My triplet toddlers (oh its so funny calling them toddlers by the way) have sudden improved cognition. They understand what I am saying and can carry out simple instructions. Its so darn cute to also see them play together. Lately, they have been busy cooking up a storm in the play kitchen, pretending to stir the pot and pan, and every once in a while offering me a taste from their spoon. Their speech isn’t very clear, but I get a lot of mumbling that sounds like “What’s this?” followed by pointing to an object. None of this is extraordinarily new because I’ve gone through it already with Livia, but it is very new to see three toddlers hit developmental stages at the very same time.
So early on they have to learn how to share and be social because there is three of them and a limited amount of toys available, and an older toddler, in the form of their bigger sister, to contend with. I’m never much into intervening and disrupting their play-time together, and there has been a few scuffles over toys, but overall, they seemed to have worked out their own system of sharing and playing together. So for example, right now everybody loves the stacking toy. When one toddler is playing with it, the other two will actually look for something else to play. The cooperative spirit also extends to food, they offer food from their plate to each other, or if someone were to grab food from someone else’s plate, they do not cry foul. Although they have specific water-bottles that they drink from, they are always alternating them among each other. Usually someone cannot finish their milk, and passes their milk bottle to someone else. I find this all extremely intriguing whereby in my absence, they know how to co-exist peacefully. They are like a well-balanced eco-system on their own.
Sometimes the eco-system can be get shaken. If I introduce a new toy abruptly, everyone will want to play with it first. So the thing I learnt was to allow each child some time with the toy separately rather than bringing it out to the group all at once. Once they are familiar with the toy and its lost its novelty, they are able to share again. Our fraternal triplet is actually the “grabber”. She likes to grab things from her sisters and interrupts them mid-play. It seems rude to do that, but while they protest her grabbing sometime which I think is a good entry way to teach her she should wait for her turn, most of the time, they are fine with it. If there are no major tears or unhappiness, I pretty much leave them to play on their own.
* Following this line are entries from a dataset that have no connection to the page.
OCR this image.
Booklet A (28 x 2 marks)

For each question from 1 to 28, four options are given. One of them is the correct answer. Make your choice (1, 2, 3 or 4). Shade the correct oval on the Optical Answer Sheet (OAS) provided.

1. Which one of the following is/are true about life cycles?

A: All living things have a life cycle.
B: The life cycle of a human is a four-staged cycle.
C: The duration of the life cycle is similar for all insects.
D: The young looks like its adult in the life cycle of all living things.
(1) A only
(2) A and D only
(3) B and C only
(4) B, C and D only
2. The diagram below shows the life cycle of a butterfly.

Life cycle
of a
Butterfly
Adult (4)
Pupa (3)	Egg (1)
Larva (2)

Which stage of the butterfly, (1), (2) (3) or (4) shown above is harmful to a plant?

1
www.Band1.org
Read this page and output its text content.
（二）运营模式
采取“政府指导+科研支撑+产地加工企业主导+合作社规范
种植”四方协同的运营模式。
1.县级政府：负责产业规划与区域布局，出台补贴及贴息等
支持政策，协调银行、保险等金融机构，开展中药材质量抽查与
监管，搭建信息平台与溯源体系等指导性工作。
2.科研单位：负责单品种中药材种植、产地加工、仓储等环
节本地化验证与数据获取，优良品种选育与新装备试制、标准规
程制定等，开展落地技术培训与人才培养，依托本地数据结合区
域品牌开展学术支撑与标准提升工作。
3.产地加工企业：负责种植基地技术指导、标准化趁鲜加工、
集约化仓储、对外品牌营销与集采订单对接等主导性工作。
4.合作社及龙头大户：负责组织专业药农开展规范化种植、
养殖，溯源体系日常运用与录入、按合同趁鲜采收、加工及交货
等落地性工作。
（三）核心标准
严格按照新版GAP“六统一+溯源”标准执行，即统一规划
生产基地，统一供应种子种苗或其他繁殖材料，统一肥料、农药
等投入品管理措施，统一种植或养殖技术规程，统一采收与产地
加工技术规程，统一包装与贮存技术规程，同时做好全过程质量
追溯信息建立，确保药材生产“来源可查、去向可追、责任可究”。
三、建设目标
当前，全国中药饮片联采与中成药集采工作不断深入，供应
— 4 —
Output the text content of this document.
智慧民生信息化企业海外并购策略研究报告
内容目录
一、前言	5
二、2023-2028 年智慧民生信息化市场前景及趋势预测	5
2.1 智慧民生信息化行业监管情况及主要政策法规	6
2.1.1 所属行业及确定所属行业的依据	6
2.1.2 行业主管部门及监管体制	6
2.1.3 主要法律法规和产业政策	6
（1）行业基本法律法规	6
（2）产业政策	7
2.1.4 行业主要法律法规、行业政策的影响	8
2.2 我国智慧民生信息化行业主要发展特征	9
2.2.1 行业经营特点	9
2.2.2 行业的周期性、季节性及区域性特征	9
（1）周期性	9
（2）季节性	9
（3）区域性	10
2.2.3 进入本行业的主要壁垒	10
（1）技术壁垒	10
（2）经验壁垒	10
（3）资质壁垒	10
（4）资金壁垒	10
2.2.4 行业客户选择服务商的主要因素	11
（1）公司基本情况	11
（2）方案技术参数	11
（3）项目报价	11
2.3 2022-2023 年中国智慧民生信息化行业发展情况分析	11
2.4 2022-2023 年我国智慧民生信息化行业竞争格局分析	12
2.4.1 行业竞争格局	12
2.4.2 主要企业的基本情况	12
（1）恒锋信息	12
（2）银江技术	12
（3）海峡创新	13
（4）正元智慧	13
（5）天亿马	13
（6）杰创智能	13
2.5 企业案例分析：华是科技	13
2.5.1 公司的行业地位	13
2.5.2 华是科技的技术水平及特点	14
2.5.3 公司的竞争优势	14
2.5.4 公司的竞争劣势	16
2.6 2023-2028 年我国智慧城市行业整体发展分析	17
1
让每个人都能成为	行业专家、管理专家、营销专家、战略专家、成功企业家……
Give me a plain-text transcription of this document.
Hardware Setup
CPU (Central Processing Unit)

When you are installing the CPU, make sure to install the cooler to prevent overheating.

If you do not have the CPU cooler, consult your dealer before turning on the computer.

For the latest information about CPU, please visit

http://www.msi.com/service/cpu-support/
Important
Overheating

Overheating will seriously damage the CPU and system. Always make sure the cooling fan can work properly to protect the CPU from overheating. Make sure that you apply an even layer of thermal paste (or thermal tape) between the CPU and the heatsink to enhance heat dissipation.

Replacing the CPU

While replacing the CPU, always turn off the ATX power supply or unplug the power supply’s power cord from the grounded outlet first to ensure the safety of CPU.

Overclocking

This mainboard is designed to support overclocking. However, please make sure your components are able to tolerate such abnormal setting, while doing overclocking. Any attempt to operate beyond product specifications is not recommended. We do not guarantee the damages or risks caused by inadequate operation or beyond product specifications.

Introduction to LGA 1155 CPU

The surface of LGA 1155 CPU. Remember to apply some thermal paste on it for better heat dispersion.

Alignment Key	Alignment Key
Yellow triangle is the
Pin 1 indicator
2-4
I actually find that my presence is the biggest disruption. The moment I enter their circle, everyone gravitates to me and wants a piece of mum. I realise maybe I need to spend more one-on-one time with each of them but they get so jealous when I take one away. I haven’t fully figured out what to do about it so these days, I have four kids sitting on me and hugging me all at the same time. I like that they don’t mind that I am holding two in one lap, and one in another. As long as they get to sit on me, they don’t care who else is on board.
I absolutely enjoy watching them work out their own social rules, cooperating, and sometimes even helping each other. Its really quite remarkable how babies can work with each other, and babies and toddlers can cooperate and play together. Granted Livia is only two years older, but first thing every morning, she can’t wait to open the triplets’ bedroom door and start playing with them, and in the same way, they can’t wait for their big sister to burst through their bedroom door and yell, “Let’s go!”
Theirs is a companionship that will hopefully endure through the ages.